Exposing The Leisure Gap: Time vs. Money

We all know the stereotype of lawyers and high-level executives working six or seven day weeks, often for ten or more hours per day. But we also know that prestigious positions come with high salaries and lots of benefits. On the other hand consider those who work lower level positions. These employees are often paid hourly and are not encouraged to work more than 40 hours per week. The result of this matrix is that the rich end up with lots of money but no time to spend it, while the poor have lots of time but no money to spend. We will now examine whether this is truly a stereotype, or whether it is actually true.

First let us consider the fact that the United States differs sharply from other western nations. In Europe, most employees get more than four weeks of vacation per year, in the United States, the average employee gets 12 days off per year. Interestingly enough, Americans, like the Japanese, do not use all of their vacation days. Note the photo below that shows the difference between America and Europe. Fifty years ago, this tendency for Americans to work more than Europeans did not exist.


Now it is important to look at the differences that exist within America, comparing those at the top of the earning pyramid with those at the bottom.

Between 1985 and 2007, total leisure time for the most educated Americans, who typically earn the most money, declined by 1.2 hours to 33 hours per week.
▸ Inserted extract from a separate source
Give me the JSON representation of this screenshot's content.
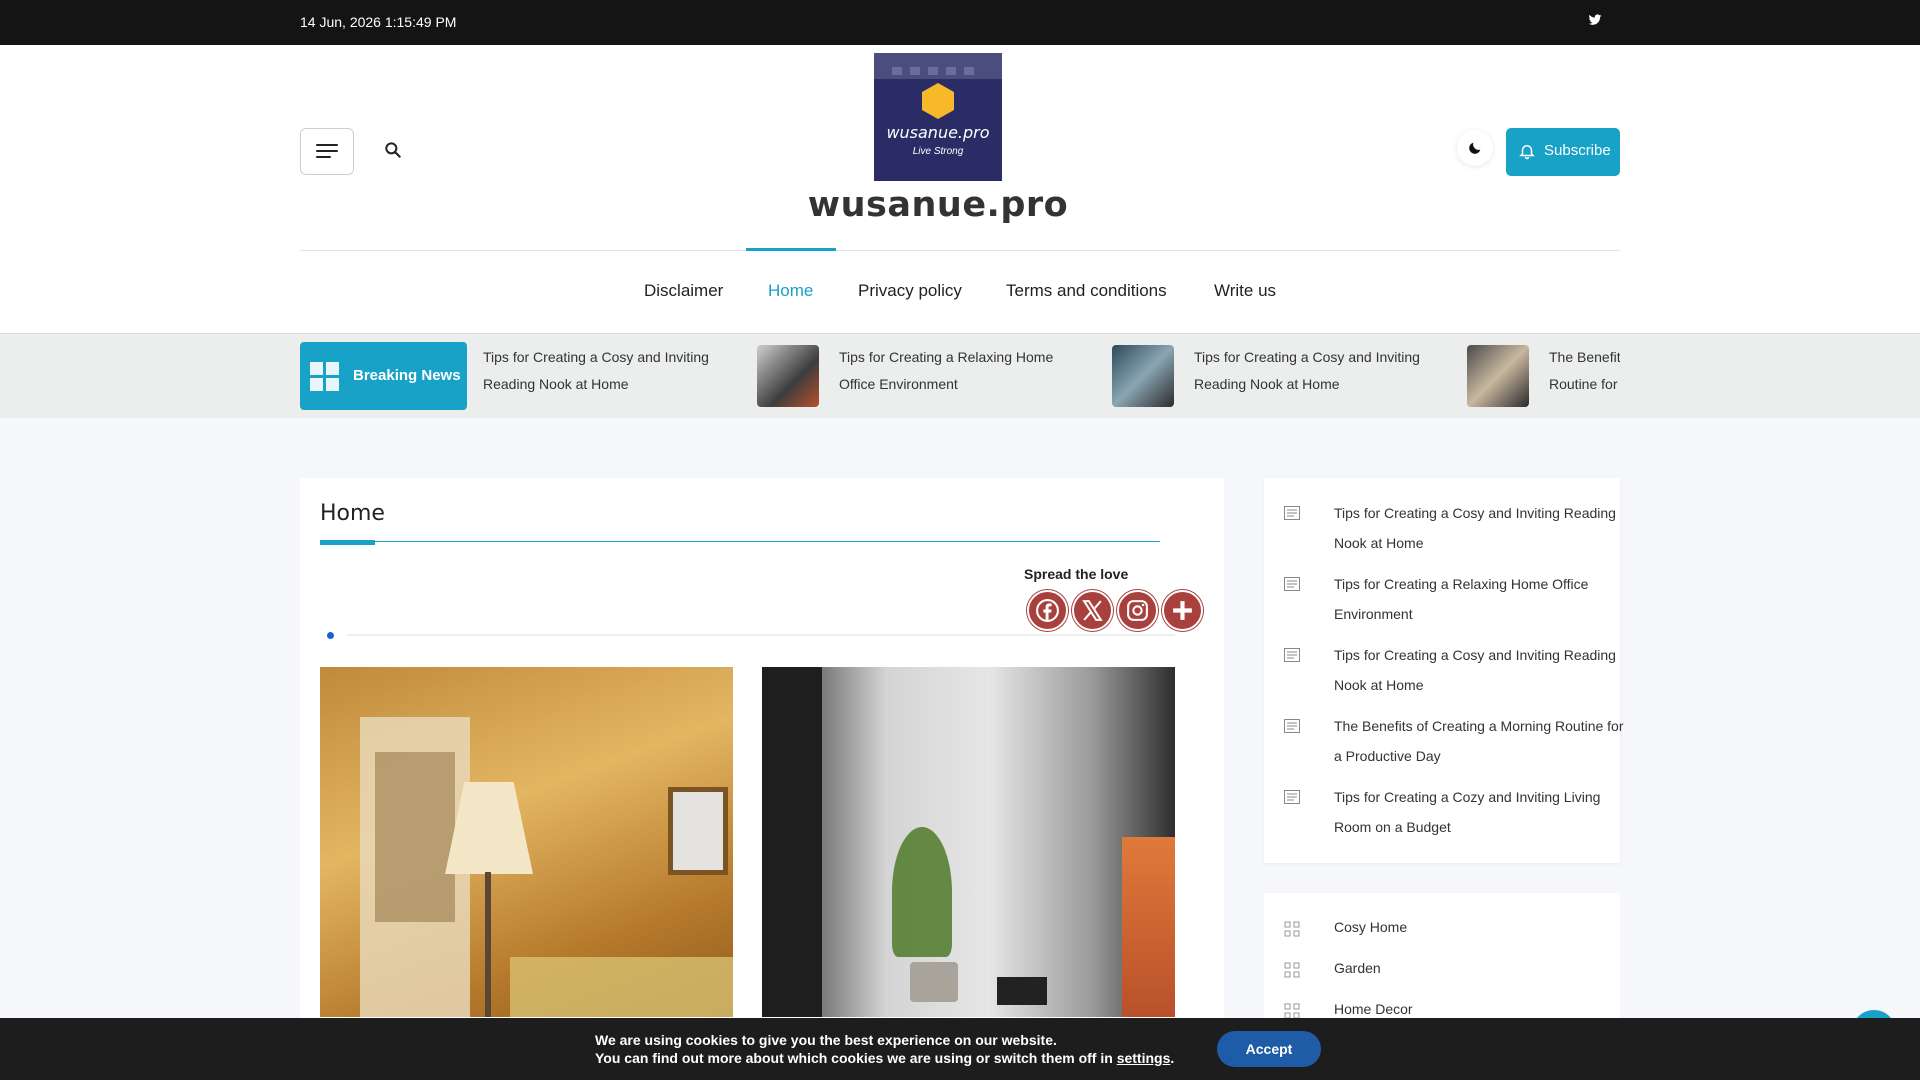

During the same period, leisure for the least educated Americans increased by 2.5 hours to 39 hours per week. Not only is there a significant difference between the highest and lowest earners, but this difference has increased rather than decreased over time. 

This difference may reflect the tendency for salaried employees to feel pressured into working longer hours as they obtain extra responsibilities. Employers try to squeeze as much work out of these high level employees as possible because they are a high fixed cost; working 40 or 80 hours per week makes no difference to the payout from the employer.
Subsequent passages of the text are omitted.